A Strategy for Transformation
A Review of Cooperation Jackson’s Jackson Rising: The Struggle for Economic Democracy and Black Self-Determination in Jackson, Mississippi
By David Hofmann
Volume 23, number 2, A People’s Green New Deal
We are tumbling from a global pandemic into what could become an economic depression, all while the climate crisis relentlessly unfolds in the shadow of the media. The need for meaningful and sincere answers on how to address these global challenges is urgent. These problems are interwoven and solutions must reflect this complexity.
The Green New Deal (GND) congressional resolution has sparked hope for a comprehensive answer to the overarching question of how to restructure society to avoid global warming beyond 1.5° Celsius while creating a more just society in the process. But as important as this vision is, it is, after all, only a vision. We also need a strategy. How can we implement a Green New Deal that holds up to its promises?
Enter Jackson Rising: The Struggle for Economic Democracy and Black Self-Determination in Jackson, Mississippi. This book, edited by Kali Akuno and Ajamu Nangwaya, is a chronicle of the radical transformation of the city of Jackson, Mississippi, through Cooperation Jackson, a federation of worker, education, “time banking” and other types of cooperatives that seeks to empower the working class. Jackson Rising offers a unique mix of vision, strategy, and accounts of successes, as well as setbacks, as Cooperation Jackson tackles environmental racism, staggering inequality, gentrification, and other instances of social injustice.
Since 2014, Cooperation Jackson has been building a solidarity economy anchored by a network of cooperatives and worker-owned, democratically self-managed enterprises. They have organized a community land trust to address gentrification and a food cooperative to address food insecurity. An educational center functions as an incubator to further grow the nexus of cooperatives, which in turn creates local jobs and advances economic self-determination. More recently, the Community Production Cooperative produced 3D-printed face masks to aid frontline workers and members of their community in the ongoing COVID-19 pandemic.
Cooperation Jackson leverages dual power to pursue these and other radically transformative projects. Dual power is a strategy that seeks to build “autonomous power outside of the realm of the state” through People’s Assemblies which leverage radical voting blocs to elect members into political positions. Cooperation Jackson engages in labor organizing and, as a member of the Climate Justice Alliance, is helping to build political power countrywide.
Jackson Rising showcases a bottom up, grassroots community transformation that can serve as a model for a People’s Green New Deal. It is interconnected with the global struggle and draws inspiration from the Basque cooperative network Mondragon Corporation, the Zapatista movement, people’s assemblies in Venezuela, and from the global history of Black liberation.
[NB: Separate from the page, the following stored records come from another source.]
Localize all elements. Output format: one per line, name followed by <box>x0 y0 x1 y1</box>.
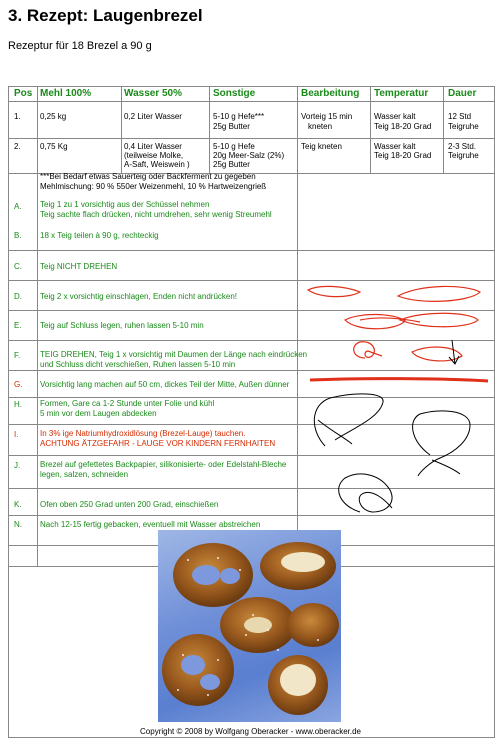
sketch-pretzel-2 <box>413 411 470 476</box>
recipe-note-1: ***Bei Bedarf etwas Sauerteig oder Backferment zu gegeben <box>40 172 256 181</box>
row2-bearbeitung: Teig kneten <box>301 142 342 151</box>
step-letter-c: C. <box>14 262 22 271</box>
row2-dauer-1: 2-3 Std. <box>448 142 477 151</box>
step-letter-b: B. <box>14 231 22 240</box>
row1-temperatur-1: Wasser kalt <box>374 112 416 121</box>
row1-sonstige-1: 5-10 g Hefe*** <box>213 112 265 121</box>
step-letter-h: H. <box>14 400 22 409</box>
step-i-warning: ACHTUNG ÄTZGEFAHR - LAUGE VOR KINDERN FERNHAITEN <box>40 439 276 448</box>
sketch-fold-2 <box>398 286 480 301</box>
row2-temperatur-1: Wasser kalt <box>374 142 416 151</box>
step-j-line-2: legen, salzen, schneiden <box>40 470 129 479</box>
step-d-line-1: Teig 2 x vorsichtig einschlagen, Enden nicht andrücken! <box>40 292 238 301</box>
step-f-line-1: TEIG DREHEN, Teig 1 x vorsichtig mit Daumen der Länge nach eindrücken <box>40 350 308 359</box>
pretzel-center <box>220 597 296 653</box>
row1-bearbeitung-2: kneten <box>308 122 333 131</box>
roll-bottom-right <box>268 655 328 715</box>
step-letter-d: D. <box>14 292 22 301</box>
roll-top-right <box>260 542 336 590</box>
sketch-pretzel-3 <box>339 474 392 512</box>
pretzel-photo-drawing <box>158 530 341 722</box>
sketch-rest-1 <box>345 314 405 328</box>
row1-pos: 1. <box>14 112 21 121</box>
row2-temperatur-2: Teig 18-20 Grad <box>374 151 432 160</box>
row1-temperatur-2: Teig 18-20 Grad <box>374 122 432 131</box>
step-letter-j: J. <box>14 461 21 470</box>
row1-sonstige-2: 25g Butter <box>213 122 250 131</box>
header-bearbeitung: Bearbeitung <box>301 88 360 99</box>
header-dauer: Dauer <box>448 88 477 99</box>
header-pos: Pos <box>14 88 33 99</box>
step-letter-a: A. <box>14 202 22 211</box>
row1-mehl: 0,25 kg <box>40 112 67 121</box>
step-letter-e: E. <box>14 321 22 330</box>
step-h-line-1: Formen, Gare ca 1-2 Stunde unter Folie und kühl <box>40 399 215 408</box>
step-i-line-1: In 3% ige Natriumhydroxidlösung (Brezel-Lauge) tauchen. <box>40 429 246 438</box>
step-b-line-1: 18 x Teig teilen à 90 g, rechteckig <box>40 231 159 240</box>
sketch-fold-1 <box>308 286 360 296</box>
step-j-line-1: Brezel auf gefettetes Backpapier, silikonisierte- oder Edelstahl-Bleche <box>40 460 287 469</box>
row2-wasser-2: (teilweise Molke, <box>124 151 184 160</box>
step-e-line-1: Teig auf Schluss legen, ruhen lassen 5-10 min <box>40 321 204 330</box>
pretzel-photo <box>158 530 341 722</box>
row1-dauer-2: Teigruhe <box>448 122 479 131</box>
sketch-roll-spiral <box>354 342 382 358</box>
row2-sonstige-2: 20g Meer-Salz (2%) <box>213 151 285 160</box>
header-sonstige: Sonstige <box>213 88 256 99</box>
step-letter-k: K. <box>14 500 22 509</box>
step-c-line-1: Teig NICHT DREHEN <box>40 262 118 271</box>
pretzel-bottom-left <box>162 634 234 706</box>
step-letter-g: G. <box>14 380 23 389</box>
header-mehl: Mehl 100% <box>40 88 92 99</box>
step-a-line-2: Teig sachte flach drücken, nicht umdrehen, sehr wenig Streumehl <box>40 210 272 219</box>
step-f-line-2: und Schluss dicht verschießen, Ruhen lassen 5-10 min <box>40 360 236 369</box>
row2-wasser-3: A-Saft, Weiswein ) <box>124 160 190 169</box>
row2-dauer-2: Teigruhe <box>448 151 479 160</box>
step-a-line-1: Teig 1 zu 1 vorsichtig aus der Schüssel nehmen <box>40 200 210 209</box>
page-title: 3. Rezept: Laugenbrezel <box>8 6 203 25</box>
row2-wasser-1: 0,4 Liter Wasser <box>124 142 182 151</box>
row2-sonstige-1: 5-10 g Hefe <box>213 142 255 151</box>
row2-sonstige-3: 25g Butter <box>213 160 250 169</box>
pretzel-top-left <box>173 543 253 607</box>
step-n-line-1: Nach 12-15 fertig gebacken, eventuell mit Wasser abstreichen <box>40 520 261 529</box>
row1-bearbeitung-1: Vorteig 15 min <box>301 112 353 121</box>
row2-mehl: 0,75 Kg <box>40 142 68 151</box>
sketch-long-strand <box>310 379 488 381</box>
recipe-subtitle: Rezeptur für 18 Brezel a 90 g <box>8 40 152 52</box>
header-wasser: Wasser 50% <box>124 88 182 99</box>
step-k-line-1: Ofen oben 250 Grad unten 200 Grad, einschießen <box>40 500 219 509</box>
roll-right <box>287 603 339 647</box>
step-h-line-2: 5 min vor dem Laugen abdecken <box>40 409 157 418</box>
recipe-note-2: Mehlmischung: 90 % 550er Weizenmehl, 10 % Hartweizengrieß <box>40 182 267 191</box>
step-letter-f: F. <box>14 351 21 360</box>
step-letter-n: N. <box>14 520 22 529</box>
copyright-notice: Copyright © 2008 by Wolfgang Oberacker - www.oberacker.de <box>140 727 361 736</box>
header-temperatur: Temperatur <box>374 88 429 99</box>
step-g-line-1: Vorsichtig lang machen auf 50 cm, dickes Teil der Mitte, Außen dünner <box>40 380 290 389</box>
step-letter-i: I. <box>14 430 19 439</box>
sketch-pretzel-1 <box>314 394 383 446</box>
row2-pos: 2. <box>14 142 21 151</box>
row1-dauer-1: 12 Std <box>448 112 472 121</box>
row1-wasser: 0,2 Liter Wasser <box>124 112 182 121</box>
sketch-rest-2 <box>360 318 420 322</box>
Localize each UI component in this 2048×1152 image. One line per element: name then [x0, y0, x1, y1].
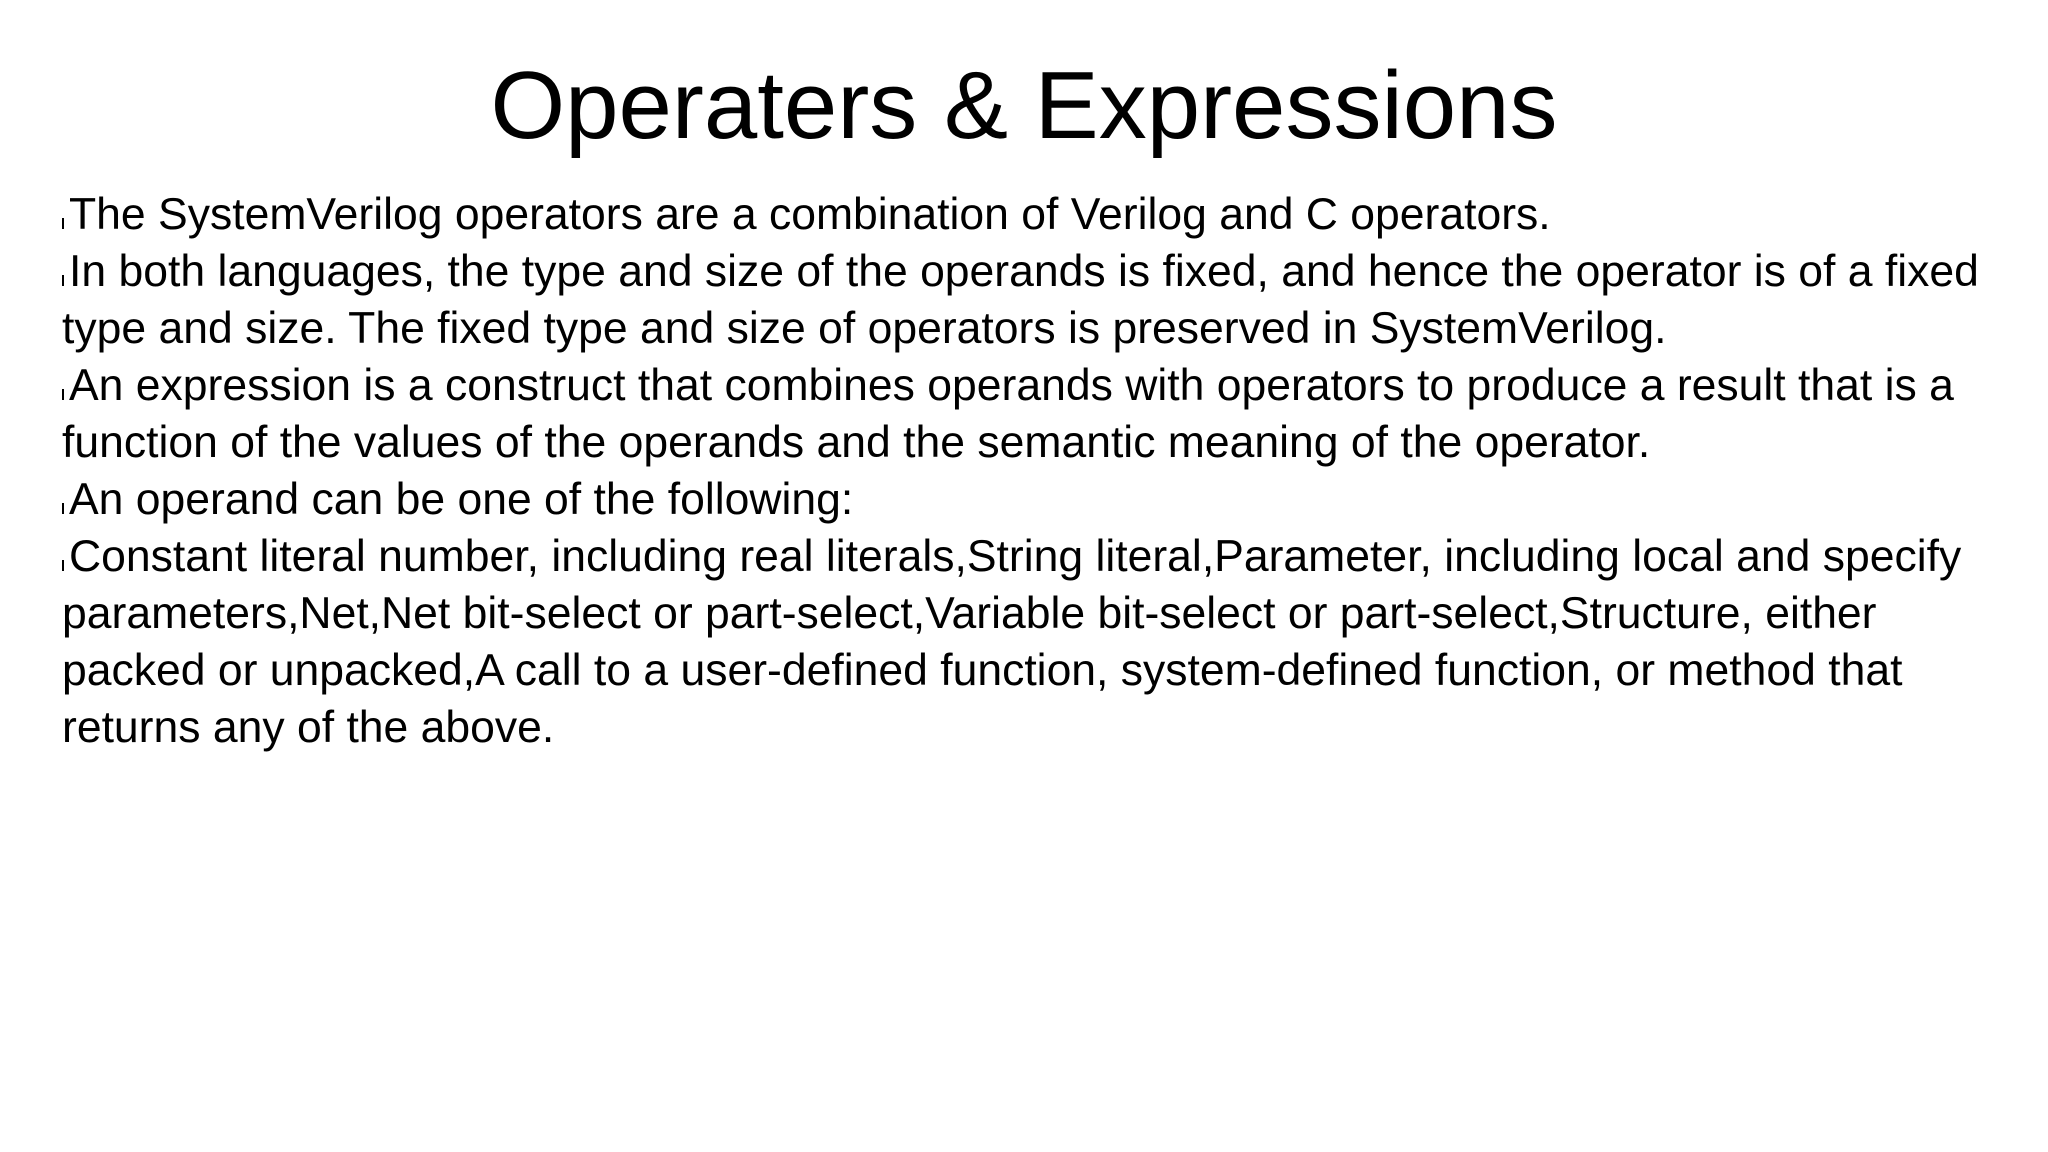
bullet-item — [62, 528, 2007, 756]
bullet-icon — [62, 543, 65, 554]
slide-title: Operaters & Expressions — [490, 52, 1558, 159]
bullet-item — [62, 243, 2007, 357]
bullet-icon — [62, 486, 65, 497]
bullet-item — [62, 357, 2007, 471]
bullet-icon — [62, 372, 65, 383]
bullet-item — [62, 186, 2007, 243]
bullet-text: An operand can be one of the following: — [69, 475, 854, 524]
bullet-list — [62, 186, 2007, 756]
bullet-text: An expression is a construct that combines operands with operators to produce a result that is a function of the values of the operands and the semantic meaning of the operator. — [62, 361, 1954, 467]
bullet-icon — [62, 258, 65, 269]
bullet-icon — [62, 201, 65, 212]
bullet-text: In both languages, the type and size of the operands is fixed, and hence the operator is of a fixed type and size. The fixed type and size of operators is preserved in SystemVerilog. — [62, 247, 1979, 353]
bullet-item — [62, 471, 2007, 528]
bullet-text: Constant literal number, including real literals,String literal,Parameter, including local and specify parameters,Net,Net bit-select or part-select,Variable bit-select or part-select,Structure, either packed or unpacked,A call to a user-defined function, system-defined function, or method that returns any of the above. — [62, 532, 1962, 752]
bullet-text: The SystemVerilog operators are a combination of Verilog and C operators. — [69, 190, 1551, 239]
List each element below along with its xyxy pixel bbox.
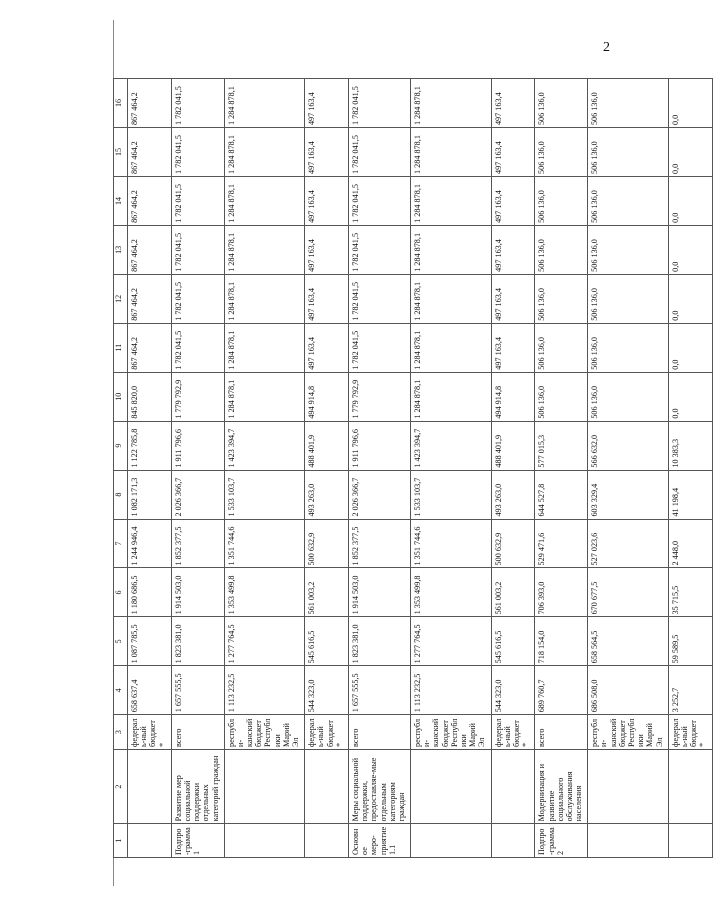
- value-cell: 497 163,4: [305, 323, 349, 372]
- value-cell: 1 351 744,6: [411, 519, 492, 568]
- row-program-cell: [224, 824, 305, 858]
- value-cell: 1 533 103,7: [411, 470, 492, 519]
- value-cell: 1 914 503,0: [171, 568, 224, 617]
- column-header: 7: [114, 519, 128, 568]
- value-cell: 1 244 946,4: [128, 519, 172, 568]
- row-source-cell: федераль-ный бюджет*: [305, 715, 349, 750]
- column-header: 16: [114, 79, 128, 128]
- row-source-cell: федераль-ный бюджет*: [128, 715, 172, 750]
- row-description-cell: [491, 749, 535, 823]
- value-cell: 1 782 041,5: [348, 79, 410, 128]
- value-cell: 500 632,9: [305, 519, 349, 568]
- row-description-cell: [224, 749, 305, 823]
- value-cell: 1 284 878,1: [224, 372, 305, 421]
- value-cell: 1 657 555,5: [348, 666, 410, 715]
- row-program-cell: [668, 824, 712, 858]
- row-source-cell: всего: [348, 715, 410, 750]
- value-cell: 0,0: [668, 323, 712, 372]
- column-header: 6: [114, 568, 128, 617]
- value-cell: 506 136,0: [588, 176, 669, 225]
- value-cell: 706 393,0: [535, 568, 588, 617]
- value-cell: 1 284 878,1: [411, 274, 492, 323]
- table-row: [128, 79, 172, 858]
- row-source-cell: всего: [171, 715, 224, 750]
- table-row: [224, 79, 305, 858]
- value-cell: 2 448,0: [668, 519, 712, 568]
- value-cell: 867 464,2: [128, 176, 172, 225]
- value-cell: 497 163,4: [305, 176, 349, 225]
- value-cell: 686 508,0: [588, 666, 669, 715]
- value-cell: 506 136,0: [588, 274, 669, 323]
- column-header: 13: [114, 225, 128, 274]
- value-cell: 867 464,2: [128, 128, 172, 177]
- row-description-cell: [588, 749, 669, 823]
- value-cell: 497 163,4: [491, 128, 535, 177]
- value-cell: 500 632,9: [491, 519, 535, 568]
- row-source-cell: республи-канский бюджет Республики Марий Эл: [588, 715, 669, 750]
- table-row: [171, 79, 224, 858]
- value-cell: 1 911 796,6: [171, 421, 224, 470]
- column-header: 8: [114, 470, 128, 519]
- row-description-cell: [305, 749, 349, 823]
- value-cell: 527 023,6: [588, 519, 669, 568]
- value-cell: 1 180 686,5: [128, 568, 172, 617]
- table-body: [128, 79, 713, 858]
- value-cell: 561 003,2: [491, 568, 535, 617]
- value-cell: 1 911 796,6: [348, 421, 410, 470]
- row-source-cell: федераль-ный бюджет*: [491, 715, 535, 750]
- value-cell: 1 284 878,1: [411, 79, 492, 128]
- table-row: [535, 79, 588, 858]
- value-cell: 1 284 878,1: [224, 323, 305, 372]
- table-header: [114, 79, 128, 858]
- table-row: [305, 79, 349, 858]
- value-cell: 506 136,0: [588, 128, 669, 177]
- value-cell: 545 616,5: [305, 617, 349, 666]
- value-cell: 1 284 878,1: [411, 372, 492, 421]
- row-source-cell: всего: [535, 715, 588, 750]
- column-header: 9: [114, 421, 128, 470]
- value-cell: 506 136,0: [535, 372, 588, 421]
- column-header: 12: [114, 274, 128, 323]
- value-cell: 670 677,5: [588, 568, 669, 617]
- value-cell: 867 464,2: [128, 274, 172, 323]
- value-cell: 497 163,4: [305, 225, 349, 274]
- value-cell: 1 277 764,5: [411, 617, 492, 666]
- column-header: 2: [114, 749, 128, 823]
- row-description-cell: Модернизация и развитие социального обслуживания населения: [535, 749, 588, 823]
- column-number-row: [114, 79, 128, 858]
- value-cell: 1 284 878,1: [411, 128, 492, 177]
- rotated-table-sheet: [113, 78, 708, 858]
- value-cell: 1 779 792,9: [171, 372, 224, 421]
- value-cell: 493 263,0: [305, 470, 349, 519]
- value-cell: 1 782 041,5: [348, 225, 410, 274]
- value-cell: 1 087 785,5: [128, 617, 172, 666]
- value-cell: 1 113 232,5: [411, 666, 492, 715]
- value-cell: 3 252,7: [668, 666, 712, 715]
- row-source-cell: республи-канский бюджет Республики Марий Эл: [411, 715, 492, 750]
- value-cell: 506 136,0: [535, 128, 588, 177]
- value-cell: 59 589,5: [668, 617, 712, 666]
- value-cell: 497 163,4: [491, 225, 535, 274]
- value-cell: 566 632,0: [588, 421, 669, 470]
- value-cell: 867 464,2: [128, 225, 172, 274]
- table-row: [348, 79, 410, 858]
- value-cell: 1 082 171,3: [128, 470, 172, 519]
- column-header: 3: [114, 715, 128, 750]
- row-program-cell: [491, 824, 535, 858]
- value-cell: 497 163,4: [305, 79, 349, 128]
- value-cell: 493 263,0: [491, 470, 535, 519]
- value-cell: 0,0: [668, 176, 712, 225]
- value-cell: 497 163,4: [305, 274, 349, 323]
- value-cell: 1 284 878,1: [224, 225, 305, 274]
- value-cell: 1 353 499,8: [411, 568, 492, 617]
- row-source-cell: федераль-ный бюджет*: [668, 715, 712, 750]
- value-cell: 1 782 041,5: [171, 323, 224, 372]
- value-cell: 544 323,0: [491, 666, 535, 715]
- value-cell: 35 715,5: [668, 568, 712, 617]
- value-cell: 689 760,7: [535, 666, 588, 715]
- row-description-cell: [668, 749, 712, 823]
- value-cell: 0,0: [668, 128, 712, 177]
- value-cell: 658 564,5: [588, 617, 669, 666]
- column-header: 14: [114, 176, 128, 225]
- value-cell: 506 136,0: [588, 79, 669, 128]
- column-header: 5: [114, 617, 128, 666]
- value-cell: 497 163,4: [305, 128, 349, 177]
- value-cell: 1 284 878,1: [224, 79, 305, 128]
- value-cell: 529 471,6: [535, 519, 588, 568]
- value-cell: 1 782 041,5: [171, 79, 224, 128]
- value-cell: 0,0: [668, 79, 712, 128]
- row-description-cell: Меры социальной поддержки, предоставляе-мые отдельным категориям граждан: [348, 749, 410, 823]
- value-cell: 10 383,3: [668, 421, 712, 470]
- value-cell: 1 284 878,1: [224, 128, 305, 177]
- value-cell: 577 015,3: [535, 421, 588, 470]
- value-cell: 545 616,5: [491, 617, 535, 666]
- value-cell: 1 533 103,7: [224, 470, 305, 519]
- value-cell: 1 779 792,9: [348, 372, 410, 421]
- value-cell: 1 914 503,0: [348, 568, 410, 617]
- row-description-cell: Развитие мер социальной поддержки отдельных категорий граждан: [171, 749, 224, 823]
- value-cell: 1 782 041,5: [348, 176, 410, 225]
- page-number: 2: [603, 40, 610, 55]
- value-cell: 0,0: [668, 372, 712, 421]
- value-cell: 2 026 366,7: [348, 470, 410, 519]
- row-program-cell: Подпро-грамма 2: [535, 824, 588, 858]
- value-cell: 1 782 041,5: [348, 323, 410, 372]
- value-cell: 1 113 232,5: [224, 666, 305, 715]
- value-cell: 488 401,9: [305, 421, 349, 470]
- value-cell: 506 136,0: [535, 225, 588, 274]
- row-program-cell: [588, 824, 669, 858]
- row-program-cell: Основное меро-приятие 1.1: [348, 824, 410, 858]
- value-cell: 1 782 041,5: [171, 225, 224, 274]
- value-cell: 718 154,0: [535, 617, 588, 666]
- value-cell: 1 284 878,1: [224, 176, 305, 225]
- value-cell: 658 637,4: [128, 666, 172, 715]
- value-cell: 1 351 744,6: [224, 519, 305, 568]
- value-cell: 506 136,0: [588, 372, 669, 421]
- table-row: [588, 79, 669, 858]
- value-cell: 644 527,8: [535, 470, 588, 519]
- value-cell: 497 163,4: [491, 176, 535, 225]
- value-cell: 497 163,4: [491, 323, 535, 372]
- row-program-cell: Подпро-грамма 1: [171, 824, 224, 858]
- table-row: [491, 79, 535, 858]
- value-cell: 506 136,0: [588, 323, 669, 372]
- column-header: 4: [114, 666, 128, 715]
- value-cell: 1 284 878,1: [411, 323, 492, 372]
- value-cell: 1 423 394,7: [224, 421, 305, 470]
- value-cell: 497 163,4: [491, 79, 535, 128]
- budget-table: [113, 78, 713, 858]
- column-header: 1: [114, 824, 128, 858]
- value-cell: 488 401,9: [491, 421, 535, 470]
- value-cell: 2 026 366,7: [171, 470, 224, 519]
- table-row: [411, 79, 492, 858]
- value-cell: 1 782 041,5: [171, 176, 224, 225]
- column-header: 10: [114, 372, 128, 421]
- value-cell: 845 820,0: [128, 372, 172, 421]
- value-cell: 561 003,2: [305, 568, 349, 617]
- value-cell: 1 782 041,5: [348, 128, 410, 177]
- value-cell: 1 353 499,8: [224, 568, 305, 617]
- table-row: [668, 79, 712, 858]
- value-cell: 506 136,0: [588, 225, 669, 274]
- value-cell: 0,0: [668, 225, 712, 274]
- value-cell: 494 914,8: [491, 372, 535, 421]
- row-source-cell: республи-канский бюджет Республики Марий Эл: [224, 715, 305, 750]
- value-cell: 497 163,4: [491, 274, 535, 323]
- row-description-cell: [411, 749, 492, 823]
- value-cell: 1 852 377,5: [171, 519, 224, 568]
- value-cell: 1 823 381,0: [348, 617, 410, 666]
- value-cell: 867 464,2: [128, 323, 172, 372]
- value-cell: 1 782 041,5: [171, 274, 224, 323]
- row-program-cell: [411, 824, 492, 858]
- row-program-cell: [305, 824, 349, 858]
- value-cell: 1 782 041,5: [348, 274, 410, 323]
- value-cell: 0,0: [668, 274, 712, 323]
- value-cell: 1 284 878,1: [411, 225, 492, 274]
- value-cell: 1 657 555,5: [171, 666, 224, 715]
- value-cell: 506 136,0: [535, 274, 588, 323]
- value-cell: 41 198,4: [668, 470, 712, 519]
- value-cell: 1 284 878,1: [224, 274, 305, 323]
- value-cell: 544 323,0: [305, 666, 349, 715]
- column-header: 11: [114, 323, 128, 372]
- value-cell: 1 277 764,5: [224, 617, 305, 666]
- value-cell: 1 423 394,7: [411, 421, 492, 470]
- row-program-cell: [128, 824, 172, 858]
- value-cell: 494 914,8: [305, 372, 349, 421]
- row-description-cell: [128, 749, 172, 823]
- value-cell: 1 284 878,1: [411, 176, 492, 225]
- value-cell: 1 852 377,5: [348, 519, 410, 568]
- value-cell: 506 136,0: [535, 323, 588, 372]
- column-header: 15: [114, 128, 128, 177]
- value-cell: 1 782 041,5: [171, 128, 224, 177]
- value-cell: 603 329,4: [588, 470, 669, 519]
- value-cell: 867 464,2: [128, 79, 172, 128]
- value-cell: 506 136,0: [535, 79, 588, 128]
- value-cell: 1 122 785,8: [128, 421, 172, 470]
- value-cell: 1 823 381,0: [171, 617, 224, 666]
- value-cell: 506 136,0: [535, 176, 588, 225]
It is clear that a People’s Green New Deal will not be possible without municipal and regional coordination. Otherwise, we risk repeating the top-down, technocratic, and bureaucratic New Deal of a century ago. The multitude of challenges our society faces right now can only be addressed in a just way through a strong people’s movement. As I write these lines, a Black-led racial justice movement is upending policing in the United States.
As described in Jackson Rising, inequality and environmental racism disproportionately affect Black communities. A Black-led movement, strengthened by a broad multiracial coalition, can create the basis for the societal transformation we need. It can be the fertile ground that grows a network of local projects like Cooperation Jackson, which provides mutual support and forms a strong political basis to win radical change. While the New Deal marginalized people of color, a People’s Green New Deal would center them to achieve the societal transformation we so urgently need.
Jackson Rising: The Struggle for Economic Democracy and Black Self-Determination in Jackson, Mississippi
Edited by Kali Akuno and Ajamu Nangwaya, Cooperation Jackson
Daraja Press
2017
314 pages
About the Author
David Hofmann, PhD is a physicist and organizer. He performs research in behavioral neuroscience, machine learning, and ecology. As an organizer and activist he helped rebuild Science for the People and co-founded the Atlanta chapter of SftP and the ecosocialist working group of Metro Atlanta DSA. In his leisure time he loves to play piano and study sociology or hang out at electro festivals in the woods or in abandoned industrial buildings.